When it comes to achieving the dream of homeownership, U.S. veterans and active-duty military personnel have an advantage in the form of VA loans. A VA loan (where the VA stands for Veterans Affairs) is a specialized mortgage program guaranteed by the U.S. Department of Veterans Affairs and offered by private lenders like banks, credit unions, and mortgage companies.
This unique loan option has played a vital role in helping veterans transition to civilian life after their service in World War II. These resources are available to qualified individuals as mentioned before and, unlike traditional mortgages, VA loans do not require a down payment, which can significantly reduce the financial burden on eligible borrowers. The U.S. Department of Veterans Affairs guarantees a portion of the loan, making it possible for lenders to offer competitive interest rates and favorable terms.
How does a VA home loan work and who qualifies
The government VA guarantee means that the government will pay the lender a part of the VA loan if the borrower fails to make the payments due to different circumstances. This guarantee not only reduces the risk for lenders but also offers favorable conditions so that loans are more accessible and applicants have peace of mind.

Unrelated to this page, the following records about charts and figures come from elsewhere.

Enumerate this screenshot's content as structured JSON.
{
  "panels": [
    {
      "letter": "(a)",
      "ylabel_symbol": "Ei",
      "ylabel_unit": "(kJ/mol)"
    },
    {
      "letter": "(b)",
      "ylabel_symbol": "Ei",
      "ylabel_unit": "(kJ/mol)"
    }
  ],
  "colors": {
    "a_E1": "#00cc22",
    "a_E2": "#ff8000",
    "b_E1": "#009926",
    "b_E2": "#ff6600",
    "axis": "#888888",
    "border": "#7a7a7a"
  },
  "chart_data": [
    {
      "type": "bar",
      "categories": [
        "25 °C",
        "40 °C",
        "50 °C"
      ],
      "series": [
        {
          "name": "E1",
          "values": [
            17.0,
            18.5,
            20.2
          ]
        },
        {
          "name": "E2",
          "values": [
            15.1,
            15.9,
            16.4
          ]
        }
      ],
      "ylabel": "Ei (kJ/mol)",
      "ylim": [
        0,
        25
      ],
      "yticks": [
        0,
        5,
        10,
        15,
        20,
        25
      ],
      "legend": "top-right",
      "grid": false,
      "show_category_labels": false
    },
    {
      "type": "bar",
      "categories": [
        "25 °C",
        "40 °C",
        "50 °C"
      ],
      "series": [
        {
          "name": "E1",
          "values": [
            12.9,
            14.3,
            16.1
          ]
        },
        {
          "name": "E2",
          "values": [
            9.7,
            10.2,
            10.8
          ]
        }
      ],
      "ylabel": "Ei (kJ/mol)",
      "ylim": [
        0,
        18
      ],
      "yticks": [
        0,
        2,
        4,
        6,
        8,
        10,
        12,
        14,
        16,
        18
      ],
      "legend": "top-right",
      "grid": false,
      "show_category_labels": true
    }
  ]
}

Eligibility is granted to those who have served the country faithfully for at least 90 consecutive days during wartime or 181 days during peacetime, along with National Guard members and reservists with six years of service. With flexible requirements and the potential to finance up to 100% of a property’s value, VA loans pave the way to brighter futures and cherished homes for our American heroes.
If you are the surviving spouse of a veteran who passed away while in service or due to a service-connected disability, and you have not remarried, you may be eligible for certain benefits. Additionally, if you remarried after reaching the age of 57 or after December 16, 2003, you could still be eligible for these benefits. Spouses of service members who are missing in action or held as prisoners of war are also eligible.
In some cases, you may still qualify for benefits even if you do not meet the length-of-service requirements, particularly if you were discharged due to a service-related disability. For more specific information, it is advisable to check with the Department of Veterans Affairs (VA).
How are VA loans payments calculated
VA loans are calculated taking into account various variables. For example, the price of the house, the down payment, the term of the loan, the percentage of interest, and the applicant’s military circumstances. Let’s prepare an example to get an idea of, more or less, how much a VA loan could cost you. Let’s start with a house that has a sales value of $250,000, and you’re going to make a 20% down payment, that’s about $50,000.
Let’s add a hypothetical interest rate of 6.22, with an annual real estate tax of about $5,000, and a homeowner’s insurance for an annual value of $2,000. The fixed term is 30-year, and the requester is either a veteran or an on-duty active member, the US Bank says with its VA loan calculator that the estimated first month payment is around $1,826. From that amount, 68% ($1,243) goes to the principal and interest amounts, and 32% ($583) is for taxes and insurances.
Afterward, the amount will go down to $1,243: by the 10th year, it will break down like this: $358 to the amount owed, and $885 to the interests. By the 20th year, $665 will go to the principal account and $578 to the interests. And by the 30th year of the loan, $1,236 will pay the principal owed amount and only $6 to the interests.